だから、こうした物語を見ることで消化しているのかもしれない。


「……そういう気持ちならわかるかも。自分じゃない誰かが、代わりにとか」


「まあ、普段は猫をかぶってるしな?」


「それはお互い様でしょ?」


「そりゃ、そうだ。ただ、清水ほどじゃないさ。よくもまあ、あんな完璧にできるな」


「それはそうよ。相当頑張ったんだから……少し疲れちゃったけどね」


その表情は、俺の記憶にある……とある姿と重なる。

俺の罪悪感であり、ずっと後悔している思い出だった。

別に、こいつに対して贖罪しても仕方ないが……見てられんねえな。


「……清水さえ良ければ、いつでもここに来ていいぞ。

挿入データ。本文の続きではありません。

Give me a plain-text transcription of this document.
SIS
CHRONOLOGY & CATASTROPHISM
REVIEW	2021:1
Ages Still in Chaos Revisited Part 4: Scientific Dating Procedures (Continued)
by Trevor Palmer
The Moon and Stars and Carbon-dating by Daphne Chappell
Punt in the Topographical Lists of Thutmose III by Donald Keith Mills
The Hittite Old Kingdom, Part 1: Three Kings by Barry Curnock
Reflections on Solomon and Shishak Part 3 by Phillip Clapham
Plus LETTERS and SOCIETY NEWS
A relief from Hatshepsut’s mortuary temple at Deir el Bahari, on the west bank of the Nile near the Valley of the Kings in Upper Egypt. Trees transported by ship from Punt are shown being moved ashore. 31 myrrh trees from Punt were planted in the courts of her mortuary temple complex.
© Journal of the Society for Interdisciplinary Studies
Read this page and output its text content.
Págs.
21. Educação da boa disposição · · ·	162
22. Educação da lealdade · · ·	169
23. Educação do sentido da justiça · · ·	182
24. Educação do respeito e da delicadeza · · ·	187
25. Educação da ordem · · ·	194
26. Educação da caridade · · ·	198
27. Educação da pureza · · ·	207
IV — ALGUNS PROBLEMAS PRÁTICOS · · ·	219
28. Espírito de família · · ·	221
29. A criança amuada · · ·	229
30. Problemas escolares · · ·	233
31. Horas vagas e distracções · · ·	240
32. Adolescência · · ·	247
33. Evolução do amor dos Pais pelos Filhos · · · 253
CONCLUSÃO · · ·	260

ただ俺が本を読むのを邪魔しないならな」


「えっ? ……いいの?」


「ああ、別に話くらいなら聞くさ」


「そ、そういう手口? 言っておくけど、私はそんなつもりはないから」


「はっ、もう少し大人になってから出直してこい。俺の好みは綺麗なお姉さんなんでね」


実際問題、清水くらいの猫かぶりは可愛いもんだ。

こっちは普段から、もっと猫をかぶってる人たちを相手にしてるし。


「むぅ……なんだかむかつくわ」


「おいおい、どっちだよ。男に好かれたくないんだろ?」


「それはそれ、これはこれよ」


「へいへい、そうですか」


心地よい風が吹く中、チャイムが鳴る直前までそんな会話をする。


不思議と邪魔とか、嫌な気分にはならなかった。